Considéré par Israël comme le véritable cerveau de l’opération «Tofane Al Aqsa» (Déluge d’Al Aqsa), Yahya Sinwar n’est plus apparu en public depuis les attaques du 7 octobre, ce qui a contribué à alimenter son mythe jusqu’à l’ériger en véritable légende vivante. Traqué frénétiquement par l’armée israélienne qui le considère comme un «mort en sursis», il se déplace comme une ombre furtive dans les tunnels de Ghaza. L’occupant sioniste a affirmé avoir éliminé le chef d’état-major des Bridades Ezzedine El Qassam et commandant opérationnel des attaques du 7 octobre, Mohamed Al Daïf, suite au bombardement du camp d’Al Mawassi le 13 juillet qui avait fait 92 morts.

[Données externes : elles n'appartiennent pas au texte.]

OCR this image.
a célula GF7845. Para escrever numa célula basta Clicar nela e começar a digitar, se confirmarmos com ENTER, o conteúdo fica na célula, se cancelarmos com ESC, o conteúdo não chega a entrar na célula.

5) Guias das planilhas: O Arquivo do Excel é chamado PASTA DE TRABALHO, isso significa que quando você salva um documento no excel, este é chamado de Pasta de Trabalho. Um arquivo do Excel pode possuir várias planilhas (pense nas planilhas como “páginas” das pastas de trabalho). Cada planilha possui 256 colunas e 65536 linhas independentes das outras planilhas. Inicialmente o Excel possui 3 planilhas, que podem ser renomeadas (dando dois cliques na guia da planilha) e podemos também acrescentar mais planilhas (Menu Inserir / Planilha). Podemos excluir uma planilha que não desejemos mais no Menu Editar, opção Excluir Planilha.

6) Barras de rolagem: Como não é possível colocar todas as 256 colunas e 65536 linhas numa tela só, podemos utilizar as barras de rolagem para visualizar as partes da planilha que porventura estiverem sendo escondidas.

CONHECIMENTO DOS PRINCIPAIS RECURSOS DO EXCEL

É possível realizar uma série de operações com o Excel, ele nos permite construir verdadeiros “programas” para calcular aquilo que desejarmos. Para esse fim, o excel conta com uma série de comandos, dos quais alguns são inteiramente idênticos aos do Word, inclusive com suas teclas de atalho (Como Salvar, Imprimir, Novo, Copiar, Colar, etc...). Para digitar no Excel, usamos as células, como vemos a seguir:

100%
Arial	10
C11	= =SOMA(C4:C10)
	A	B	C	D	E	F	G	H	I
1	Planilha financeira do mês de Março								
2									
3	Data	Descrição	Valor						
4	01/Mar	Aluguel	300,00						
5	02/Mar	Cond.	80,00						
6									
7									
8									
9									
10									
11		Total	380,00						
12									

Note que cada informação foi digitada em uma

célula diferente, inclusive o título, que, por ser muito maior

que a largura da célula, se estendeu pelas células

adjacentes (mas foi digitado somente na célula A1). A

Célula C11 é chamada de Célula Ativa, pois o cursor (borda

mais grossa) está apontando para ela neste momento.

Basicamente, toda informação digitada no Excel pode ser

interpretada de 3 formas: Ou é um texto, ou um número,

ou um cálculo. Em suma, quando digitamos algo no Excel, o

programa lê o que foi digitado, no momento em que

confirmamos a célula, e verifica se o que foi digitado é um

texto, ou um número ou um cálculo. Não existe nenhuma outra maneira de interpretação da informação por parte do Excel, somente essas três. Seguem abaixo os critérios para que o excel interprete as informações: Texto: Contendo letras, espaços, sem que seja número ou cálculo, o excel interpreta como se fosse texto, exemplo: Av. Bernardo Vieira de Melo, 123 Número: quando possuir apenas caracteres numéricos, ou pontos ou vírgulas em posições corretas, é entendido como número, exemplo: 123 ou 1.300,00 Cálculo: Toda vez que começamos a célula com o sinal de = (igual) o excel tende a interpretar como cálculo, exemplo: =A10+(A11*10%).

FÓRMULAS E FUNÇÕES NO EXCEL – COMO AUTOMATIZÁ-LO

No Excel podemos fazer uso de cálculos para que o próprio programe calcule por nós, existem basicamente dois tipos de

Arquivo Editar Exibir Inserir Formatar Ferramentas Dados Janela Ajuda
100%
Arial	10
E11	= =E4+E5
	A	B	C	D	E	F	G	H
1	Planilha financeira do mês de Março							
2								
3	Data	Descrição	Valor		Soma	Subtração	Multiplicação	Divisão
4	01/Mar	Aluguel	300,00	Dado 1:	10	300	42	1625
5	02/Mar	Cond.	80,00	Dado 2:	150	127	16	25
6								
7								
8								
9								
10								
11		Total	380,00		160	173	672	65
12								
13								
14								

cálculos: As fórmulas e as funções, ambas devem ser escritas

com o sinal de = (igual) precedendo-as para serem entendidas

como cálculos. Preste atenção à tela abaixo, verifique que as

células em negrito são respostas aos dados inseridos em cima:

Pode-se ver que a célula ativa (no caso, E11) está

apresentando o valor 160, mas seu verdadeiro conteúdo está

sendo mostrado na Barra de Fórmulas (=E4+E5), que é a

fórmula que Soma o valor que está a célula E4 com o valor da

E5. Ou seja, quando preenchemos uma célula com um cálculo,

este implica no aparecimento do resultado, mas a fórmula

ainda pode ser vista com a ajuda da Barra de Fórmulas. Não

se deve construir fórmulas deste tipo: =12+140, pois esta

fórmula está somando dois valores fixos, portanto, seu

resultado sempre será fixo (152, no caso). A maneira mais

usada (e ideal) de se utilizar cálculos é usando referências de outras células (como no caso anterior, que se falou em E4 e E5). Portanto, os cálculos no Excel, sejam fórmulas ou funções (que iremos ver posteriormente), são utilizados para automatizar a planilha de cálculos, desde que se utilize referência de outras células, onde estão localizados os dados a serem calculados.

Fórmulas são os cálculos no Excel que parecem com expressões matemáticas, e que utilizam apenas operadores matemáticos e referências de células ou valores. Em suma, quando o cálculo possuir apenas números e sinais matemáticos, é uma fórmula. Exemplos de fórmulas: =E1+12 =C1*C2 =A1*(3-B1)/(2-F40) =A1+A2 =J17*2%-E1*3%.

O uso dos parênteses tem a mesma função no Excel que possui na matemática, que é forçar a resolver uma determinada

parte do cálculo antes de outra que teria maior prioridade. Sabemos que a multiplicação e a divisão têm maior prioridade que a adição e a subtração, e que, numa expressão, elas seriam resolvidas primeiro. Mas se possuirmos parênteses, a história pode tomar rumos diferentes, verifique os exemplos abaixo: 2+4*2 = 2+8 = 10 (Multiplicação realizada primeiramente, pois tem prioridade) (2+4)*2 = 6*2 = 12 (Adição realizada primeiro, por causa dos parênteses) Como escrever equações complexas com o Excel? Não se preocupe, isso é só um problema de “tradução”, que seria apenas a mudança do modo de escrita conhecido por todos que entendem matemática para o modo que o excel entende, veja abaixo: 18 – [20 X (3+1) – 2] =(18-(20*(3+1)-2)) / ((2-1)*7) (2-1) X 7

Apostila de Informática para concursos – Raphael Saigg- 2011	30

Cependant, malgré les frappes intenses qui n’ont cessé de pleuvoir sur Ghaza depuis dix mois, Sinwar a toujours la vie sauve au désespoir de Netanyahu. Une rare photo de lui avait fait le «buzz» il y a quelques mois : on voyait l’homme aux cheveux blancs coupés courts et aux traits sévères, assis tranquillement dans un fauteuil au milieu d’une maison bombardée à Ghaza, entouré d’une montagne de décombres. Vêtu d’une chemise impeccable, la barbe taillée avec soin, il dégageait beaucoup de sérénité sur cette image, et beaucoup de charisme. Une belle opération de com’ qui renforçait son mythe.
Maintenant qu’il est désigné à la tête du Hamas, va-t-il continuer à se cacher ? Après le sort subi par Haniyeh, la prudence est plus que jamais de mise, surtout le concernant. Israël n’hésitera pas à l’éliminer à la première occasion.

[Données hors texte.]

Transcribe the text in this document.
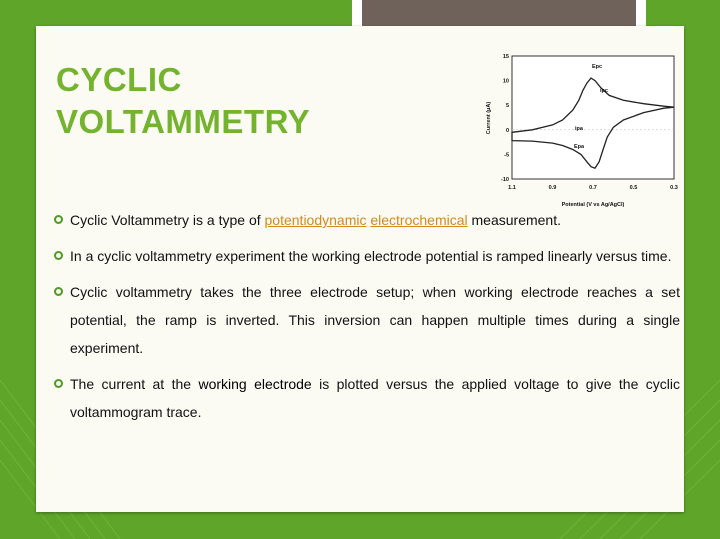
CYCLIC
VOLTAMMETRY
15
10
5
0
-5
-10
1.1	0.9	0.7	0.5	0.3
Epc
ipc
ipa
Epa
Potential (V vs Ag/AgCl)
Current (μA)
Cyclic Voltammetry is a type of potentiodynamic electrochemical measurement.
In a cyclic voltammetry experiment the working electrode potential is ramped linearly versus time.
Cyclic voltammetry takes the three electrode setup; when working electrode reaches a set potential, the ramp is inverted. This inversion can happen multiple times during a single experiment.
The current at the working electrode is plotted versus the applied voltage to give the cyclic voltammogram trace.
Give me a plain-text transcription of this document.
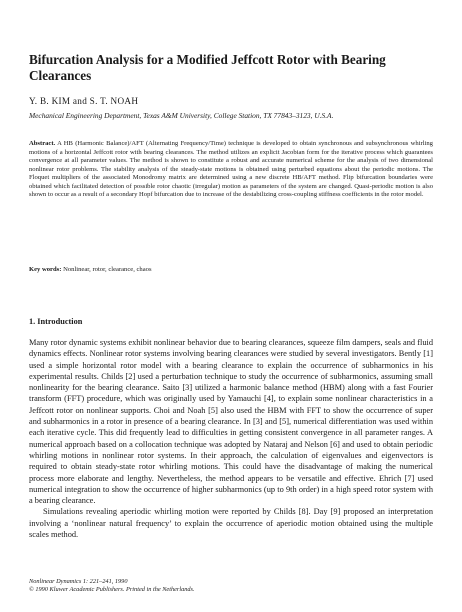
Bifurcation Analysis for a Modified Jeffcott Rotor with Bearing Clearances
Y. B. KIM and S. T. NOAH
Mechanical Engineering Department, Texas A&M University, College Station, TX 77843–3123, U.S.A.
Abstract. A HB (Harmonic Balance)/AFT (Alternating Frequency/Time) technique is developed to obtain synchronous and subsynchronous whirling motions of a horizontal Jeffcott rotor with bearing clearances. The method utilizes an explicit Jacobian form for the iterative process which guarantees convergence at all parameter values. The method is shown to constitute a robust and accurate numerical scheme for the analysis of two dimensional nonlinear rotor problems. The stability analysis of the steady-state motions is obtained using perturbed equations about the periodic motions. The Floquet multipliers of the associated Monodromy matrix are determined using a new discrete HB/AFT method. Flip bifurcation boundaries were obtained which facilitated detection of possible rotor chaotic (irregular) motion as parameters of the system are changed. Quasi-periodic motion is also shown to occur as a result of a secondary Hopf bifurcation due to increase of the destabilizing cross-coupling stiffness coefficients in the rotor model.
Key words: Nonlinear, rotor, clearance, chaos
1. Introduction

Many rotor dynamic systems exhibit nonlinear behavior due to bearing clearances, squeeze film dampers, seals and fluid dynamics effects. Nonlinear rotor systems involving bearing clearances were studied by several investigators. Bently [1] used a simple horizontal rotor model with a bearing clearance to explain the occurrence of subharmonics in his experimental results. Childs [2] used a perturbation technique to study the occurrence of subharmonics, assuming small nonlinearity for the bearing clearance. Saito [3] utilized a harmonic balance method (HBM) along with a fast Fourier transform (FFT) procedure, which was originally used by Yamauchi [4], to explain some nonlinear characteristics in a Jeffcott rotor on nonlinear supports. Choi and Noah [5] also used the HBM with FFT to show the occurrence of super and subharmonics in a rotor in presence of a bearing clearance. In [3] and [5], numerical differentiation was used within each iterative cycle. This did frequently lead to difficulties in getting consistent convergence in all parameter ranges. A numerical approach based on a collocation technique was adopted by Nataraj and Nelson [6] and used to obtain periodic whirling motions in nonlinear rotor systems. In their approach, the calculation of eigenvalues and eigenvectors is required to obtain steady-state rotor whirling motions. This could have the disadvantage of making the numerical process more elaborate and lengthy. Nevertheless, the method appears to be versatile and effective. Ehrich [7] used numerical integration to show the occurrence of higher subharmonics (up to 9th order) in a high speed rotor system with a bearing clearance.

Simulations revealing aperiodic whirling motion were reported by Childs [8]. Day [9] proposed an interpretation involving a ‘nonlinear natural frequency’ to explain the occurrence of aperiodic motion obtained using the multiple scales method.

Nonlinear Dynamics 1: 221–241, 1990
© 1990 Kluwer Academic Publishers. Printed in the Netherlands.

En même temps, Antony Blinken vient de déclarer que Sinwar reste un interlocuteur important pour les Etats-Unis dans le processus de négociations autour d’un cessez-le-feu à Ghaza. « M. Sinwar a été et reste le principal décideur pour la conclusion d’un cessez-le-feu», a martelé le secrétaire d’Etat américain, rapportent plusieurs médias. «Comme c’est le cas depuis un certain temps, cela dépend vraiment de lui», a insisté M. Blinken.
Il s’exprimait lors d’une conférence de presse dans le Maryland, mardi, peu après l’annonce par le Hamas de son nouveau leadership. La promotion à ce poste de Yahya Sinwar, a-t-il estimé, «ne fait que souligner le fait que la décision d’aller de l’avant avec un cessez-le-feu est maintenant réellement entre ses mains».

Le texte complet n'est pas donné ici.